Meetings were held on 25 July 2002 in Brisbane, 28 November 2002 in Melbourne and 27 March 2003 in Hobart.

Activities and issues raised

The committee's priorities during 2002–03 included:

  • reviewing the minutes from State TMOCs;

  • monitoring:
    — private hospital veteran partnering activities;
    — the Defence and DVA Links Project;
    — Military Compensation & Rehabilitation Scheme statistics;
    — Tier 1 hospital contract review;
    — Veterans' Home Care;
    — specialist fees;
    — access to emergency after-hours psychiatric care;
    — Health e-business initiatives;
    — Rehabilitation Appliances Program;
    — Discharge Planning Resource Kit;
    — health studies;
    — F-111 Deseal/Reseal Health Care Scheme;
    — the National Ex-Service Round Table on Aged Care; and
  • considering issues arising from the Australian Hearing Services Advisory Committee.

Veteran partnering

Members continued to monitor negotiations on veteran partnering arrangements for the provision of services to eligible veterans by private hospitals. Particular attention was paid to the development of arrangements in Western Australia.

Defence and DVA Links Project

NATMOC has continued to support the Defence and DVA Links Project, which aims to improve services to Australian Defence Force members and veterans by identifying common business areas between the DVA and Defence and making better use of resources.

Tier 1 Hospital Contract Review

The members followed the progress of the review carried out by TFG International to examine the Department's strategies for purchasing public and private hospital services for entitled veterans, war widows/widowers and dependants.

Specialist fees

Members were kept informed of the progress of discussions between the Department, the Australian Medical Association, specialists and Local Medical Officers concerning contractual arrangements.

Rehabilitation Appliances Program

The members continued to monitor the review of the Department's Rehabilitation Appliances Program, which commenced in 2001.

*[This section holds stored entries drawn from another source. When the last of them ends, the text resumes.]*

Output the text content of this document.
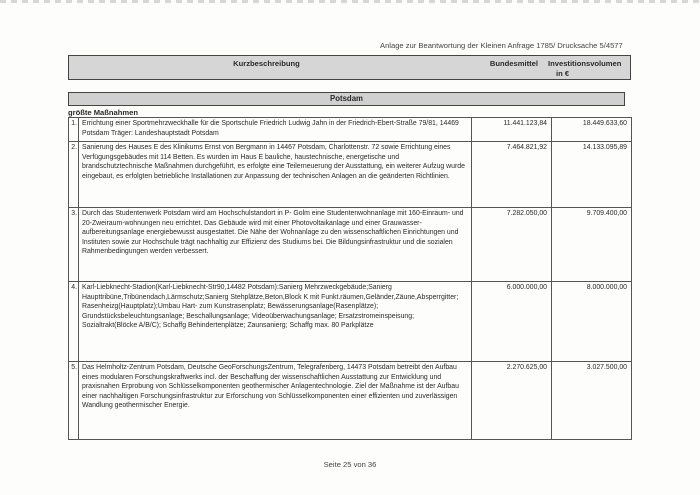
Anlage zur Beantwortung der Kleinen Anfrage 1785/ Drucksache 5/4577
Kurzbeschreibung	Bundesmittel	Investitionsvolumen
in €
Potsdam
größte Maßnahmen
1.	Errichtung einer Sportmehrzweckhalle für die Sportschule Friedrich Ludwig Jahn in der Friedrich-Ebert-Straße 79/81, 14469 Potsdam Träger: Landeshauptstadt Potsdam	11.441.123,84	18.449.633,60
2.	Sanierung des Hauses E des Klinikums Ernst von Bergmann in 14467 Potsdam, Charlottenstr. 72 sowie Errichtung eines Verfügungsgebäudes mit 114 Betten. Es wurden im Haus E bauliche, haustechnische, energetische und brandschutztechnische Maßnahmen durchgeführt, es erfolgte eine Teilerneuerung der Ausstattung, ein weiterer Aufzug wurde eingebaut, es erfolgten betriebliche Installationen zur Anpassung der technischen Anlagen an die geänderten Richtlinien.	7.464.821,92	14.133.095,89
3.	Durch das Studentenwerk Potsdam wird am Hochschulstandort in P- Golm eine Studentenwohnanlage mit 160-Einraum- und 20-Zweiraum-wohnungen neu errichtet. Das Gebäude wird mit einer Photovoltaikanlage und einer Grauwasser- aufbereitungsanlage energiebewusst ausgestattet. Die Nähe der Wohnanlage zu den wissenschaftlichen Einrichtungen und Instituten sowie zur Hochschule trägt nachhaltig zur Effizienz des Studiums bei. Die Bildungsinfrastruktur und die sozialen Rahmenbedingungen werden verbessert.	7.282.050,00	9.709.400,00
4.	Karl-Liebknecht-Stadion(Karl-Liebknecht-Str90,14482 Potsdam):Sanierg Mehrzweckgebäude;Sanierg Haupttribüne,Tribünendach,Lärmschutz;Sanierg Stehplätze,Beton,Block K mit Funkt.räumen,Geländer,Zäune,Absperrgitter; Rasenheizg(Hauptplatz);Umbau Hart- zum Kunstrasenplatz; Bewässerungsanlage(Rasenplätze); Grundstücksbeleuchtungsanlage; Beschallungsanlage; Videoüberwachungsanlage; Ersatzstromeinspeisung; Sozialtrakt(Blöcke A/B/C); Schaffg Behindertenplätze; Zaunsanierg; Schaffg max. 80 Parkplätze	6.000.000,00	8.000.000,00
5.	Das Helmholtz-Zentrum Potsdam, Deutsche GeoForschungsZentrum, Telegrafenberg, 14473 Potsdam betreibt den Aufbau eines modularen Forschungskraftwerks incl. der Beschaffung der wissenschaftlichen Ausstattung zur Entwicklung und praxisnahen Erprobung von Schlüsselkomponenten geothermischer Anlagentechnologie. Ziel der Maßnahme ist der Aufbau einer nachhaltigen Forschungsinfrastruktur zur Erforschung von Schlüsselkomponenten einer effizienten und zuverlässigen Wandlung geothermischer Energie.	2.270.625,00	3.027.500,00
Seite 25 von 36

Discharge Planning Resource Kit

Discharge planning continues to be an important subject to NATMOC and the members supported the review of the Department's Discharge Planning Resource Kit and veteran brochure. The new version of the kit clearly explains the process for organising services upon discharge and reflects the current trends and practices in discharge planning. The kit was distributed to all public and private hospitals and day procedure centres in June 2003.

Health studies

Members were kept up-to-date on the progress of the following studies:

  • Korean War veterans mortality and cancer incidence studies and general health and psychiatric disease survey;

  • Study of Health Outcomes of Aircraft Maintenance Personnel;

  • Australian participants in the British nuclear tests program — cancer incidence and mortality study;

  • Gulf War Veterans Health Study; and

  • Third Vietnam Veterans' Mortality Study.

National Ex-service Round Table on Aged Care

Members continue to have a particular interest in aged care issues addressed by the National Ex-service Round Table on Aged Care. Special needs status was granted to the veteran community through the Department of Health and Ageing and has been closely monitored.